Mr Mealy said that the current approach of providing €100 million each year to the National Treatment Purchase Fund (NTPF) to reduce waiting lists is wasteful and does nothing to protect elective surgery which decreases by 15% when the winter surge in demand occurs each year.

He said that it is important to be clear that elective surgery is not optional surgery. “Cancer surgery, for example, is elective, meaning it is scheduled in advance. Elective surgery is often critical, urgent and life-saving, and, in many cases, patients will have already waited a considerable period of time for their surgery. The health, emotional and practical impact of cancelling surgery on patients and their families is enormous and we should not accept it as something that is a normal part of our health service each winter”.

“We have consistently said that if we put the patient at the centre of our planning, there is an inescapable logic to the separation of acute and elective care. Ring-fencing elective surgical beds in our Model 2 and Model 3 hospitals would go a long way in preventing this annual crisis. In Cork, for example, Cork University Hospital and Mercy Hospital have both been instructed to stop elective surgery. South Infirmary-Victoria University Hospital has capacity and modest investment there would allow for increased elective surgery for patients in Cork year round”.

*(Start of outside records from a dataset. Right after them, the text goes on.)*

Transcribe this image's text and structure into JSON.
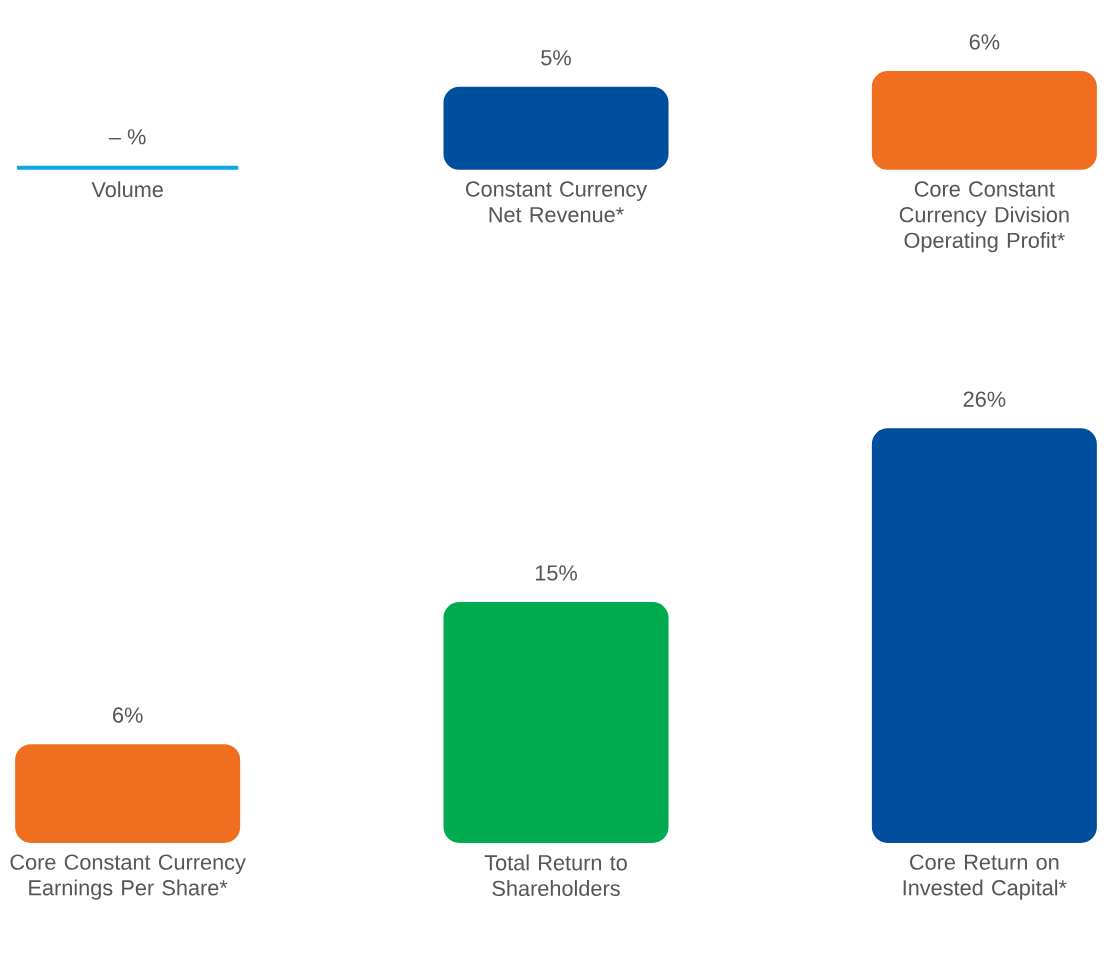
{
  "chart_data": [
    {
      "type": "bar",
      "categories": [
        "Volume",
        "Constant Currency Net Revenue*",
        "Core Constant Currency Division Operating Profit*"
      ],
      "values": [
        0,
        5,
        6
      ],
      "colors": [
        "#0ea5e0",
        "#004f9e",
        "#f06e20"
      ],
      "value_labels": [
        "– %",
        "5%",
        "6%"
      ]
    },
    {
      "type": "bar",
      "categories": [
        "Core Constant Currency Earnings Per Share*",
        "Total Return to Shareholders",
        "Core Return on Invested Capital*"
      ],
      "values": [
        6,
        15,
        26
      ],
      "colors": [
        "#f06e20",
        "#00aa4f",
        "#004f9e"
      ],
      "value_labels": [
        "6%",
        "15%",
        "26%"
      ]
    }
  ]
}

“Indeed, some form of public-private partnership which would see the public system buy theatre time and beds for scheduled elective surgeries from the private hospitals would provide immediate relief in our public hospitals and reduce waiting times for patients,” suggested Mr Mealy.

Mr Mealy said that RCSI “remains committed to finding sustainable solutions to our continuing healthcare challenges in partnership with the healthcare agencies”.